Balada de jack e rose a fábula do hippie retardado

A principal característica de "Balada de Jack e Rose", mais uma fábula ambientalista de proveito e exemplo do que uma balada, passa pela apologia de um isolamento no tempo e no espaço: um pai e uma filha, com uma estranha relação a roçar o incestuoso, são os últimos sobreviventes de uma comunidade instalada numa ilha que começou a ser invadida pelo desenvolvimento urbanístico.
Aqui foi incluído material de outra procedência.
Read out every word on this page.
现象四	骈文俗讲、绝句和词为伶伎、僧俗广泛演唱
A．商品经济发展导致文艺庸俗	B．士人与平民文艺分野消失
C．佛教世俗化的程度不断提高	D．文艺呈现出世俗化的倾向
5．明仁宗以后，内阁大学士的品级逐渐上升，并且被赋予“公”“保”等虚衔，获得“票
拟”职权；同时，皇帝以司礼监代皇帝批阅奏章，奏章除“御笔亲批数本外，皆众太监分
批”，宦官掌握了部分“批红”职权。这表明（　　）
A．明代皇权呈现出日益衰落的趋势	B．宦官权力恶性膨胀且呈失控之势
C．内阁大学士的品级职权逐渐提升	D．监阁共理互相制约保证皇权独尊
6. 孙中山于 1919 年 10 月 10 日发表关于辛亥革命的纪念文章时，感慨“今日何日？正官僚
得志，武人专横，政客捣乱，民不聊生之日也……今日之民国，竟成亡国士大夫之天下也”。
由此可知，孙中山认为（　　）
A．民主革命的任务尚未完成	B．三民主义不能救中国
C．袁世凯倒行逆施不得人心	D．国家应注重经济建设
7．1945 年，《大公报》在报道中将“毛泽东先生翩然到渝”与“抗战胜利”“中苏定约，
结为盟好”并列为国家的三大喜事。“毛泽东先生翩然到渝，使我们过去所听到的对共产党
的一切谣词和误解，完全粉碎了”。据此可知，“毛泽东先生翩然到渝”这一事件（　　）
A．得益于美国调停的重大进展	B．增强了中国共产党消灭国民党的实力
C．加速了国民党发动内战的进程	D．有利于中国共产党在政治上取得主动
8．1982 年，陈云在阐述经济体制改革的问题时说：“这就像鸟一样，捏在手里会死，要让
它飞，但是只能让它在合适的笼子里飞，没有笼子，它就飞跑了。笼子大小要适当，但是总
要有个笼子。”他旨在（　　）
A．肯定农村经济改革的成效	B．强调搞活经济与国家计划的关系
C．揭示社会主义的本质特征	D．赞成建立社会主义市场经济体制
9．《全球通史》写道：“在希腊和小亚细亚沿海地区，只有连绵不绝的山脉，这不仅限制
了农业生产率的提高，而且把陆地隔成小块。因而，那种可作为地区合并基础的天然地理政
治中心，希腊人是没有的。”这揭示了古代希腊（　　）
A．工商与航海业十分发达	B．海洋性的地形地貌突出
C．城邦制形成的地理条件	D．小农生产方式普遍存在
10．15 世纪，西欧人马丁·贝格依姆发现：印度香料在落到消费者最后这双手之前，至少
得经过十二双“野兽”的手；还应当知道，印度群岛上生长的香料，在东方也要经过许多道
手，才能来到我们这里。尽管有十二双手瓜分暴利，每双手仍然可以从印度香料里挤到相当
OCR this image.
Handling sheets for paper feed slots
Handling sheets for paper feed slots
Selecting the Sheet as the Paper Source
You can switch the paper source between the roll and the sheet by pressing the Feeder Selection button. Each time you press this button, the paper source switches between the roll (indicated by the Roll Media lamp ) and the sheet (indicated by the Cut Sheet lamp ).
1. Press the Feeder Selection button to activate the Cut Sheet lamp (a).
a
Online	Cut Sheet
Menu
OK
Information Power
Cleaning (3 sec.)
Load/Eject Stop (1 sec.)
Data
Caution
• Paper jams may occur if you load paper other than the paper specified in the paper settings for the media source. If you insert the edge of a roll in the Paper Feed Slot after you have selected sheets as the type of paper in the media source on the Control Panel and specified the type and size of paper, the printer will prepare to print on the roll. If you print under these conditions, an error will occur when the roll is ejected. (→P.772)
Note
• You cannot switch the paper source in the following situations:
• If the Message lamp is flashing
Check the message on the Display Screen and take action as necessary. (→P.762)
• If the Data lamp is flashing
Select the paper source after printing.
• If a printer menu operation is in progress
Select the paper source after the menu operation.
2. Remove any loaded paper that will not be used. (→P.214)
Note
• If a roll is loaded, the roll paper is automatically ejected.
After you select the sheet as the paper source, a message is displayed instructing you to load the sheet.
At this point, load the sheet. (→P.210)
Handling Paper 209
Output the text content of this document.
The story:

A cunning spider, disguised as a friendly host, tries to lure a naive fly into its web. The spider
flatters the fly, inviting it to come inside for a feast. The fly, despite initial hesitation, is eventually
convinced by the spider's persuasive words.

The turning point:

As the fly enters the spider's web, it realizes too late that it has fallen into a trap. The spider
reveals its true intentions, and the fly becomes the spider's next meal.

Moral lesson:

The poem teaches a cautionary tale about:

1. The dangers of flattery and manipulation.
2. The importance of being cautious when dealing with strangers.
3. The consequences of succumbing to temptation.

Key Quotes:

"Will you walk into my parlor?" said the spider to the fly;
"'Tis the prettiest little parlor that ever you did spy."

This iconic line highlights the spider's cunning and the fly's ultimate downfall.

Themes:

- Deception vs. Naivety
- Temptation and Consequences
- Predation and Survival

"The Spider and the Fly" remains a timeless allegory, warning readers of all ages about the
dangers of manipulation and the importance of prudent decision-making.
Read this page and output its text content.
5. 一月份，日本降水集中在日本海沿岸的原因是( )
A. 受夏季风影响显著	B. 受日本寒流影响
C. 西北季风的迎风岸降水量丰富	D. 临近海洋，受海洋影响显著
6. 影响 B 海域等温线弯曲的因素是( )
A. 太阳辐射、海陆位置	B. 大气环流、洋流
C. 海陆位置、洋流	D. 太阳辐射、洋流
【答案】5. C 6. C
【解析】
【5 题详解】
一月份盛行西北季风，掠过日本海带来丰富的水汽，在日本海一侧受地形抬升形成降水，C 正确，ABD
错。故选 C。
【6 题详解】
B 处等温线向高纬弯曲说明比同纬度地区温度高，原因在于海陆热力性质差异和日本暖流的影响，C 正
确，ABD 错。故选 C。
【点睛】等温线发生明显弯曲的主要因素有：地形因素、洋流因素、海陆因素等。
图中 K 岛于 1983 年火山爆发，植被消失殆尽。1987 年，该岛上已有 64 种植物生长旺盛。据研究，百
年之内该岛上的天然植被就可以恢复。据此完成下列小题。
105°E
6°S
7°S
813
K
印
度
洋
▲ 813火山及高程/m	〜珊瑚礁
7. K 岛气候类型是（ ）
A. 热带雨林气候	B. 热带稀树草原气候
Feito por medida para os tiques de "grande actor" de Daniel Day-Lewis, o filme, algures entre o telefilme de doença (Jack tem uma não identificada enfermidade cardíaca) e o veículo artístico, repleto de efeitos, de rodriguinhos, de bilhetes-postais, misturados com preocupações ecológicas, requinta na apresentação de personagens estereotipadas, bem como de situações extremas: cobras venenosas, perdas de virgindades, destruição de casas-modelo, um incêndio final, uma espécie de pira funerária para um mundo e uma mentalidade que já morreram há muito.

O que existe de mais insuportável neste exercício passadista, cheio de boas intenções, com banda sonora a condizer (de Bob Dylan a "I Put a Spell on You", quase como canção-tema), é mesmo a realização desinspirada de Rebecca Miller, filha de "peixe" (o grande Arthur Miller) que "não sabe nadar": falha a unidade da fábula que quer construir, refugia-se numa estética rebuscada de filtros e de planos compostos de forma pretensiosa, opta por uma montagem atabalhoada, que desfavorece personagens pretensamente complexas, mas, sempre, com a ideologia de fora.

A figura do "empreiteiro", dada a Beau Bridges para exibir a sua rábula, funciona como estereótipo total, sem qualquer humor, nem eficácia como vilão. Predomina, neste mundo rarefeito de espécies em vias de extinção, um vazio representativo, uma incapacidade de ultrapassar a comiseração ou a nostalgia sem sentido. Quando entra em cena a família "adicional", a amante de Day-Lewis e os dois filhos, tudo se agrava: entramos numa amostragem de pequenas fragilidades, esboçadas em caricatura.

Aliás, a própria interpretação de Day-Lewis resvala nessa pose caricatural, com um sotaque escocês bem excessivo, a sua dose de tatuagens, uma vulnerabilidade exposta, que contrasta com um autoritarismo sem medida nem sentido: um "hippie" retardado, fora do seu mundo e do seu tempo. Estes ingredientes poderiam, até, ter levado Rebecca Miller a curiosa crónica nostálgica, mas a incoerência reina: a solução final, puxando o filme para o patético telenovelesco, encaixa na confusão geral. Que retrato geracional ou que "mensagem" se pretende veicular? Ou não passará tudo de um aproveitamento demagógico de elementos avulsos, susceptíveis de serem recuperados por jovens "baralhados", para quem a memória transversa dos anos 60 e 70 funciona ainda como miragem?